Sloan School of Management
Course XV -- ManagementCourse XV is the only major that is closely tied to a graduate school: the MIT Sloan School of Management. Course XV majors take graduate Courses at the Sloan School in addition to required undergraduate mathematics and computer science Courses.
Management majors specialize in one of four areas: marketing, finance, operations research, and information technology. There are 105 requred units overall, 75 of which are mandatory electives.
The Institute first began to offer engineering management Courses in 1914. Under the auspices of Alfred P. Sloan (SB 1895), the curriculum grew into the MBA program that began in 1925.
Sloan is currently the ninth ranked business school (in the U.S. News and World Report rankings) in the country having fallen several spots in recent years. The school hosts speakers ranging from corporation heads to foreign dignitaries. It’s distinguished faculty have included Robert B. Reich and the economist Lester C. Thurow. The Interim Dean is Professor Richard Schmalensee.
The Management department at MIT is primarily concerned with teaching students how to run businesses successfully and efficiently. Macroeconomics and microeconomics, as well as statistics, computer science, and accounting are crucial to the subject.
Graduates of Course XV go on to work for corporations of all sizes, including in-market analysis and financial consulting. Many start their own businesses or go to law school.
In 1998, 77 students graduated with a management degree. There are currently 209 students who have declared Course XV as their major of choice. About forty of these students are also Course VI, the most common second major for management students. One third of Course XV majors are female. Of the 54 tenured faculty, three are female and 51 are male.
The chief student organization for Course XV majors is the Sloan Undergraduate Management Association (SUMA), co-chaired by Sean C. Fabre ’00 and Mykolos D. Rambus ’00. SUMA organizes events that broaden its members’ education, including a stock market simulation that will take place later this week.

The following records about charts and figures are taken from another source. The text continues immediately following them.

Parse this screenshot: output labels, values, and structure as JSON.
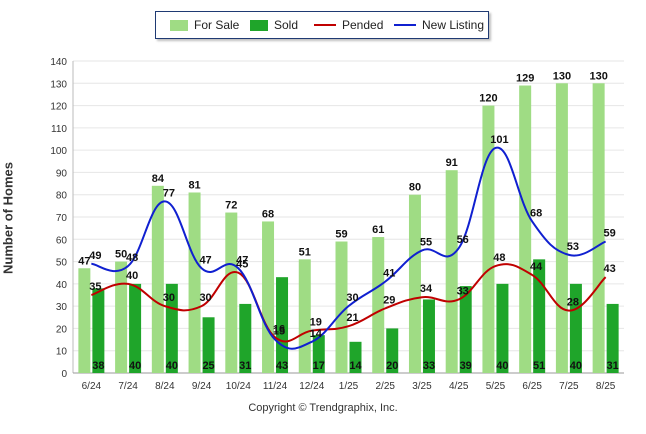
{
  "chart_data": {
    "type": "bar",
    "categories": [
      "6/24",
      "7/24",
      "8/24",
      "9/24",
      "10/24",
      "11/24",
      "12/24",
      "1/25",
      "2/25",
      "3/25",
      "4/25",
      "5/25",
      "6/25",
      "7/25",
      "8/25"
    ],
    "series": [
      {
        "name": "For Sale",
        "kind": "bar",
        "color": "#9fdc84",
        "values": [
          47,
          50,
          84,
          81,
          72,
          68,
          51,
          59,
          61,
          80,
          91,
          120,
          129,
          130,
          130
        ]
      },
      {
        "name": "Sold",
        "kind": "bar",
        "color": "#1fa52a",
        "values": [
          38,
          40,
          40,
          25,
          31,
          43,
          17,
          14,
          20,
          33,
          39,
          40,
          51,
          40,
          31
        ]
      },
      {
        "name": "Pended",
        "kind": "line",
        "color": "#c00000",
        "values": [
          35,
          40,
          30,
          30,
          45,
          16,
          19,
          21,
          29,
          34,
          33,
          48,
          44,
          28,
          43
        ]
      },
      {
        "name": "New Listing",
        "kind": "line",
        "color": "#1020d0",
        "values": [
          49,
          48,
          77,
          47,
          47,
          15,
          14,
          30,
          41,
          55,
          56,
          101,
          68,
          53,
          59
        ]
      }
    ],
    "ylabel": "Number of Homes",
    "xlabel": "",
    "ylim": [
      0,
      140
    ],
    "yticks": [
      0,
      10,
      20,
      30,
      40,
      50,
      60,
      70,
      80,
      90,
      100,
      110,
      120,
      130,
      140
    ],
    "grid": true,
    "legend_position": "top-center"
  },
  "legend": {
    "for_sale": "For Sale",
    "sold": "Sold",
    "pended": "Pended",
    "new_listing": "New Listing"
  },
  "footer": {
    "copyright": "Copyright © Trendgraphix, Inc."
  }
}
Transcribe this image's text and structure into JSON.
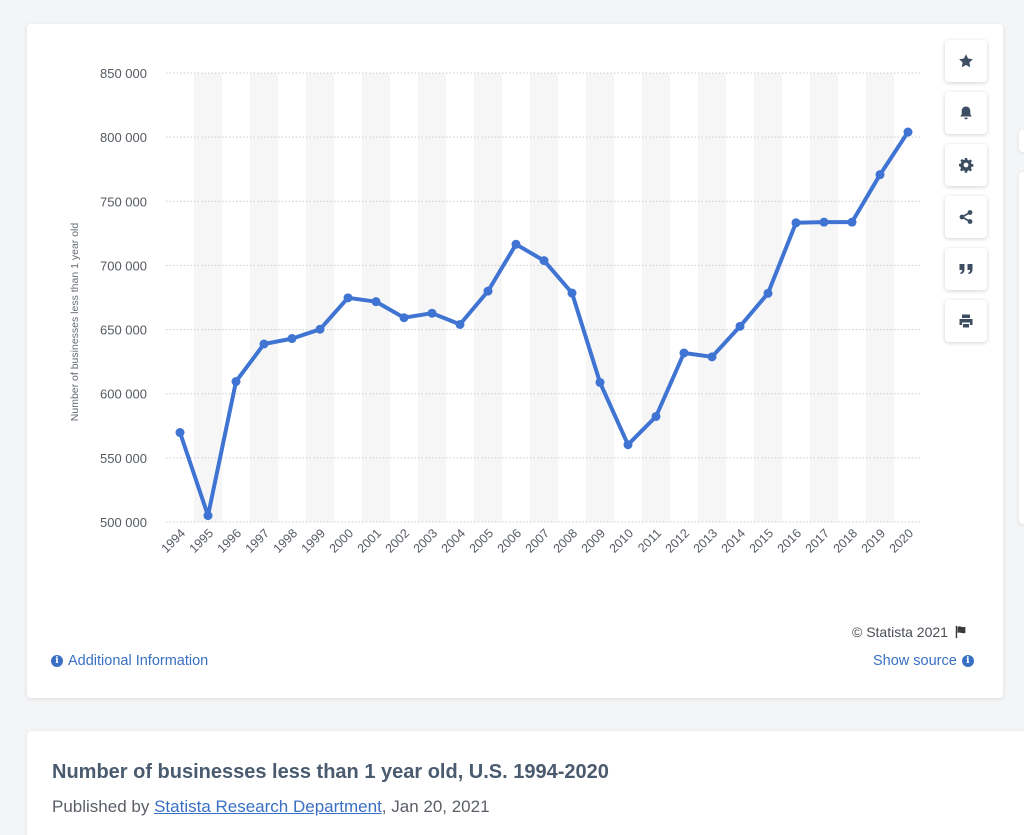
{
  "chart_data": {
    "type": "line",
    "title": "",
    "xlabel": "",
    "ylabel": "Number of businesses less than 1 year old",
    "x": [
      "1994",
      "1995",
      "1996",
      "1997",
      "1998",
      "1999",
      "2000",
      "2001",
      "2002",
      "2003",
      "2004",
      "2005",
      "2006",
      "2007",
      "2008",
      "2009",
      "2010",
      "2011",
      "2012",
      "2013",
      "2014",
      "2015",
      "2016",
      "2017",
      "2018",
      "2019",
      "2020"
    ],
    "series": [
      {
        "values": [
          569750,
          505000,
          609500,
          638750,
          643000,
          650250,
          674750,
          671750,
          659250,
          662750,
          654000,
          680000,
          716500,
          703750,
          678500,
          608750,
          560250,
          582250,
          631750,
          628750,
          652500,
          678250,
          733250,
          733750,
          733750,
          770750,
          804000
        ]
      }
    ],
    "yticks": [
      500000,
      550000,
      600000,
      650000,
      700000,
      750000,
      800000,
      850000
    ],
    "ytick_labels": [
      "500 000",
      "550 000",
      "600 000",
      "650 000",
      "700 000",
      "750 000",
      "800 000",
      "850 000"
    ],
    "ylim": [
      500000,
      850000
    ],
    "grid": "horizontal",
    "line_color": "#3f74d3",
    "band_color": "#f6f6f7"
  },
  "toolbar": {
    "buttons": [
      {
        "name": "star-icon"
      },
      {
        "name": "bell-icon"
      },
      {
        "name": "gear-icon"
      },
      {
        "name": "share-icon"
      },
      {
        "name": "quote-icon"
      },
      {
        "name": "print-icon"
      }
    ]
  },
  "footer": {
    "copyright": "© Statista 2021",
    "additional_info": "Additional Information",
    "show_source": "Show source"
  },
  "page": {
    "title": "Number of businesses less than 1 year old, U.S. 1994-2020",
    "published_prefix": "Published by ",
    "publisher": "Statista Research Department",
    "published_date": ", Jan 20, 2021"
  }
}
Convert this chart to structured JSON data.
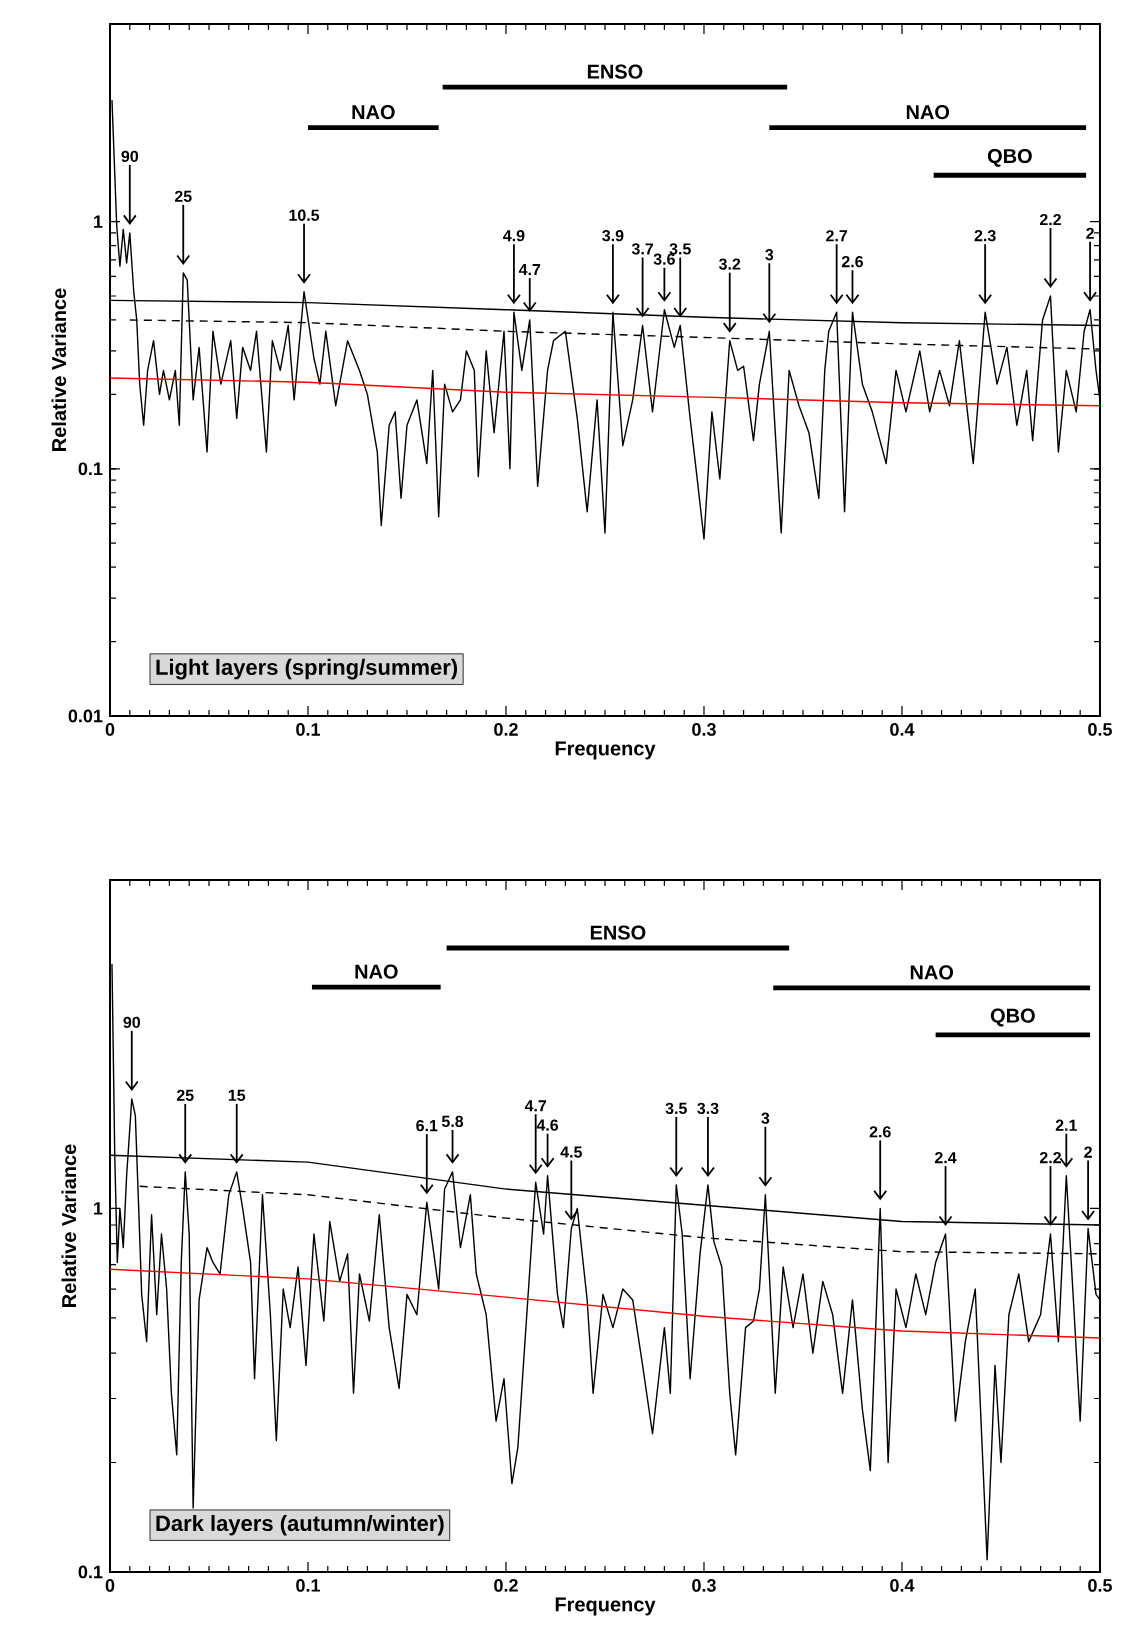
{
  "chart_data": [
    {
      "type": "line",
      "xlabel": "Frequency",
      "ylabel": "Relative Variance",
      "xlim": [
        0,
        0.5
      ],
      "xticks": [
        0,
        0.1,
        0.2,
        0.3,
        0.4,
        0.5
      ],
      "ylim": [
        0.01,
        6.3
      ],
      "yticks": [
        0.01,
        0.1,
        1
      ],
      "log": "y",
      "series": [
        {
          "color": "#000000",
          "x": [
            0.001,
            0.0034,
            0.005,
            0.0067,
            0.0084,
            0.01,
            0.012,
            0.0135,
            0.015,
            0.017,
            0.019,
            0.022,
            0.025,
            0.027,
            0.03,
            0.033,
            0.035,
            0.037,
            0.039,
            0.042,
            0.045,
            0.049,
            0.052,
            0.056,
            0.061,
            0.064,
            0.067,
            0.071,
            0.074,
            0.079,
            0.082,
            0.086,
            0.09,
            0.093,
            0.098,
            0.103,
            0.106,
            0.109,
            0.114,
            0.12,
            0.126,
            0.13,
            0.135,
            0.137,
            0.141,
            0.144,
            0.147,
            0.15,
            0.155,
            0.16,
            0.163,
            0.166,
            0.169,
            0.173,
            0.177,
            0.18,
            0.184,
            0.186,
            0.19,
            0.194,
            0.199,
            0.202,
            0.204,
            0.208,
            0.212,
            0.216,
            0.221,
            0.224,
            0.23,
            0.236,
            0.241,
            0.246,
            0.25,
            0.254,
            0.259,
            0.264,
            0.269,
            0.274,
            0.28,
            0.285,
            0.288,
            0.293,
            0.296,
            0.3,
            0.304,
            0.308,
            0.313,
            0.317,
            0.32,
            0.325,
            0.328,
            0.333,
            0.339,
            0.343,
            0.348,
            0.353,
            0.358,
            0.361,
            0.363,
            0.367,
            0.371,
            0.375,
            0.38,
            0.385,
            0.392,
            0.397,
            0.402,
            0.409,
            0.414,
            0.419,
            0.424,
            0.429,
            0.436,
            0.442,
            0.448,
            0.453,
            0.458,
            0.463,
            0.466,
            0.471,
            0.475,
            0.479,
            0.483,
            0.488,
            0.492,
            0.495,
            0.498,
            0.5
          ],
          "values": [
            3.1,
            0.96,
            0.66,
            0.93,
            0.68,
            0.9,
            0.52,
            0.4,
            0.22,
            0.15,
            0.25,
            0.33,
            0.2,
            0.25,
            0.19,
            0.25,
            0.15,
            0.62,
            0.58,
            0.19,
            0.31,
            0.117,
            0.36,
            0.22,
            0.33,
            0.16,
            0.31,
            0.25,
            0.36,
            0.117,
            0.33,
            0.25,
            0.38,
            0.19,
            0.52,
            0.28,
            0.22,
            0.36,
            0.18,
            0.33,
            0.25,
            0.2,
            0.117,
            0.059,
            0.15,
            0.17,
            0.076,
            0.15,
            0.19,
            0.105,
            0.25,
            0.064,
            0.22,
            0.17,
            0.19,
            0.3,
            0.25,
            0.093,
            0.3,
            0.14,
            0.36,
            0.1,
            0.43,
            0.25,
            0.4,
            0.085,
            0.25,
            0.33,
            0.36,
            0.16,
            0.067,
            0.19,
            0.055,
            0.43,
            0.124,
            0.19,
            0.38,
            0.17,
            0.44,
            0.31,
            0.38,
            0.16,
            0.1,
            0.052,
            0.17,
            0.091,
            0.33,
            0.25,
            0.26,
            0.13,
            0.22,
            0.36,
            0.055,
            0.25,
            0.18,
            0.14,
            0.076,
            0.25,
            0.36,
            0.43,
            0.067,
            0.43,
            0.22,
            0.17,
            0.105,
            0.25,
            0.17,
            0.3,
            0.17,
            0.25,
            0.18,
            0.33,
            0.105,
            0.43,
            0.22,
            0.31,
            0.15,
            0.25,
            0.13,
            0.4,
            0.5,
            0.117,
            0.25,
            0.17,
            0.36,
            0.44,
            0.25,
            0.19
          ]
        },
        {
          "color": "#000000",
          "x": [
            0,
            0.1,
            0.2,
            0.3,
            0.4,
            0.5
          ],
          "values": [
            0.48,
            0.47,
            0.44,
            0.41,
            0.39,
            0.38
          ]
        },
        {
          "color": "#000000",
          "line_style": "dashed",
          "x": [
            0.01,
            0.1,
            0.2,
            0.3,
            0.4,
            0.5
          ],
          "values": [
            0.4,
            0.39,
            0.36,
            0.34,
            0.32,
            0.305
          ]
        },
        {
          "color": "#ff0000",
          "x": [
            0,
            0.1,
            0.2,
            0.3,
            0.4,
            0.5
          ],
          "values": [
            0.233,
            0.224,
            0.204,
            0.195,
            0.185,
            0.18
          ]
        },
        {
          "name": "NAO",
          "color": "#000000",
          "x": [
            0.1,
            0.166
          ],
          "values": [
            2.4,
            2.4
          ]
        },
        {
          "name": "ENSO",
          "color": "#000000",
          "x": [
            0.168,
            0.342
          ],
          "values": [
            3.5,
            3.5
          ]
        },
        {
          "name": "NAO",
          "color": "#000000",
          "x": [
            0.333,
            0.493
          ],
          "values": [
            2.4,
            2.4
          ]
        },
        {
          "name": "QBO",
          "color": "#000000",
          "x": [
            0.416,
            0.493
          ],
          "values": [
            1.54,
            1.54
          ]
        }
      ],
      "annotations": [
        "Light layers (spring/summer)",
        {
          "text": "90",
          "x": 0.01,
          "y": 0.9
        },
        {
          "text": "25",
          "x": 0.037,
          "y": 0.62
        },
        {
          "text": "10.5",
          "x": 0.098,
          "y": 0.52
        },
        {
          "text": "4.9",
          "x": 0.204,
          "y": 0.43
        },
        {
          "text": "4.7",
          "x": 0.212,
          "y": 0.4
        },
        {
          "text": "3.9",
          "x": 0.254,
          "y": 0.43
        },
        {
          "text": "3.7",
          "x": 0.269,
          "y": 0.38
        },
        {
          "text": "3.6",
          "x": 0.28,
          "y": 0.44
        },
        {
          "text": "3.5",
          "x": 0.288,
          "y": 0.38
        },
        {
          "text": "3.2",
          "x": 0.313,
          "y": 0.33
        },
        {
          "text": "3",
          "x": 0.333,
          "y": 0.36
        },
        {
          "text": "2.7",
          "x": 0.367,
          "y": 0.43
        },
        {
          "text": "2.6",
          "x": 0.375,
          "y": 0.43
        },
        {
          "text": "2.3",
          "x": 0.442,
          "y": 0.43
        },
        {
          "text": "2.2",
          "x": 0.475,
          "y": 0.5
        },
        {
          "text": "2",
          "x": 0.495,
          "y": 0.44
        }
      ]
    },
    {
      "type": "line",
      "xlabel": "Frequency",
      "ylabel": "Relative Variance",
      "xlim": [
        0,
        0.5
      ],
      "xticks": [
        0,
        0.1,
        0.2,
        0.3,
        0.4,
        0.5
      ],
      "ylim": [
        0.1,
        8
      ],
      "yticks": [
        0.1,
        1
      ],
      "log": "y",
      "series": [
        {
          "color": "#000000",
          "x": [
            0.001,
            0.0024,
            0.0037,
            0.005,
            0.0067,
            0.0084,
            0.011,
            0.0128,
            0.0145,
            0.016,
            0.0185,
            0.021,
            0.0236,
            0.026,
            0.0286,
            0.031,
            0.0337,
            0.036,
            0.038,
            0.04,
            0.042,
            0.045,
            0.049,
            0.052,
            0.0556,
            0.06,
            0.064,
            0.067,
            0.071,
            0.073,
            0.077,
            0.081,
            0.084,
            0.0875,
            0.091,
            0.095,
            0.099,
            0.103,
            0.108,
            0.111,
            0.116,
            0.12,
            0.123,
            0.126,
            0.131,
            0.136,
            0.141,
            0.146,
            0.15,
            0.155,
            0.16,
            0.166,
            0.169,
            0.173,
            0.177,
            0.182,
            0.185,
            0.19,
            0.195,
            0.199,
            0.203,
            0.206,
            0.211,
            0.215,
            0.219,
            0.221,
            0.226,
            0.229,
            0.233,
            0.236,
            0.241,
            0.244,
            0.249,
            0.254,
            0.259,
            0.264,
            0.269,
            0.274,
            0.28,
            0.283,
            0.286,
            0.289,
            0.293,
            0.298,
            0.302,
            0.305,
            0.309,
            0.313,
            0.316,
            0.321,
            0.325,
            0.328,
            0.331,
            0.336,
            0.34,
            0.345,
            0.35,
            0.355,
            0.36,
            0.365,
            0.37,
            0.375,
            0.38,
            0.384,
            0.389,
            0.393,
            0.397,
            0.402,
            0.407,
            0.412,
            0.417,
            0.422,
            0.427,
            0.432,
            0.437,
            0.443,
            0.447,
            0.45,
            0.454,
            0.459,
            0.464,
            0.47,
            0.475,
            0.479,
            0.483,
            0.487,
            0.49,
            0.494,
            0.498,
            0.5
          ],
          "values": [
            4.7,
            1.4,
            0.71,
            1.0,
            0.78,
            1.23,
            2.0,
            1.8,
            1.0,
            0.58,
            0.43,
            0.96,
            0.51,
            0.85,
            0.6,
            0.31,
            0.21,
            0.71,
            1.26,
            0.85,
            0.15,
            0.56,
            0.78,
            0.71,
            0.66,
            1.09,
            1.26,
            1.0,
            0.71,
            0.34,
            1.09,
            0.51,
            0.23,
            0.6,
            0.47,
            0.69,
            0.37,
            0.85,
            0.49,
            0.92,
            0.63,
            0.75,
            0.31,
            0.66,
            0.49,
            0.96,
            0.47,
            0.32,
            0.58,
            0.51,
            1.04,
            0.6,
            1.13,
            1.26,
            0.78,
            1.09,
            0.66,
            0.51,
            0.26,
            0.34,
            0.175,
            0.22,
            0.56,
            1.18,
            0.85,
            1.23,
            0.58,
            0.47,
            0.88,
            1.0,
            0.56,
            0.31,
            0.58,
            0.47,
            0.6,
            0.56,
            0.37,
            0.24,
            0.47,
            0.31,
            1.16,
            0.85,
            0.34,
            0.75,
            1.16,
            0.81,
            0.69,
            0.31,
            0.21,
            0.47,
            0.49,
            0.6,
            1.09,
            0.31,
            0.69,
            0.47,
            0.66,
            0.4,
            0.63,
            0.51,
            0.31,
            0.56,
            0.28,
            0.19,
            1.0,
            0.2,
            0.6,
            0.47,
            0.66,
            0.51,
            0.71,
            0.85,
            0.26,
            0.43,
            0.6,
            0.108,
            0.37,
            0.2,
            0.51,
            0.66,
            0.43,
            0.51,
            0.85,
            0.43,
            1.23,
            0.51,
            0.26,
            0.88,
            0.58,
            0.56
          ]
        },
        {
          "color": "#000000",
          "x": [
            0,
            0.1,
            0.2,
            0.3,
            0.4,
            0.5
          ],
          "values": [
            1.4,
            1.34,
            1.13,
            1.02,
            0.92,
            0.9
          ]
        },
        {
          "color": "#000000",
          "line_style": "dashed",
          "x": [
            0.015,
            0.1,
            0.2,
            0.3,
            0.4,
            0.5
          ],
          "values": [
            1.15,
            1.09,
            0.94,
            0.83,
            0.76,
            0.75
          ]
        },
        {
          "color": "#ff0000",
          "x": [
            0,
            0.1,
            0.2,
            0.3,
            0.4,
            0.5
          ],
          "values": [
            0.68,
            0.64,
            0.57,
            0.505,
            0.46,
            0.44
          ]
        },
        {
          "name": "NAO",
          "color": "#000000",
          "x": [
            0.102,
            0.167
          ],
          "values": [
            4.06,
            4.06
          ]
        },
        {
          "name": "ENSO",
          "color": "#000000",
          "x": [
            0.17,
            0.343
          ],
          "values": [
            5.2,
            5.2
          ]
        },
        {
          "name": "NAO",
          "color": "#000000",
          "x": [
            0.335,
            0.495
          ],
          "values": [
            4.04,
            4.04
          ]
        },
        {
          "name": "QBO",
          "color": "#000000",
          "x": [
            0.417,
            0.495
          ],
          "values": [
            3.0,
            3.0
          ]
        }
      ],
      "annotations": [
        "Dark layers (autumn/winter)",
        {
          "text": "90",
          "x": 0.011,
          "y": 2.0
        },
        {
          "text": "25",
          "x": 0.038,
          "y": 1.26
        },
        {
          "text": "15",
          "x": 0.064,
          "y": 1.26
        },
        {
          "text": "6.1",
          "x": 0.16,
          "y": 1.04
        },
        {
          "text": "5.8",
          "x": 0.173,
          "y": 1.26
        },
        {
          "text": "4.7",
          "x": 0.215,
          "y": 1.18
        },
        {
          "text": "4.6",
          "x": 0.221,
          "y": 1.23
        },
        {
          "text": "4.5",
          "x": 0.233,
          "y": 0.88
        },
        {
          "text": "3.5",
          "x": 0.286,
          "y": 1.16
        },
        {
          "text": "3.3",
          "x": 0.302,
          "y": 1.16
        },
        {
          "text": "3",
          "x": 0.331,
          "y": 1.09
        },
        {
          "text": "2.6",
          "x": 0.389,
          "y": 1.0
        },
        {
          "text": "2.4",
          "x": 0.422,
          "y": 0.85
        },
        {
          "text": "2.2",
          "x": 0.475,
          "y": 0.85
        },
        {
          "text": "2.1",
          "x": 0.483,
          "y": 1.23
        },
        {
          "text": "2",
          "x": 0.494,
          "y": 0.88
        }
      ]
    }
  ]
}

Another opportunity for Sloan students is the annual $50K competition, which awards fifty thousand dollars to the team that plans the most convincing entrepreneurship plan. Both gradute and undergraduate students are involved in the competition.
Students agree that the greatest difference between Course XV and other majors is the Management Department’s emphasis on people skills and social interaction. Kosanna Poon ’01 noted an “emphasis on social skills and human behavior.”
“It enhances interpersonal and communications skills,” said Karen Horstmann ’99, who is specializing in finance.
The Sloan School received national attention recently when Schmalensee appeared as witness in the ongoing anti-trust case against software giant Microsoft.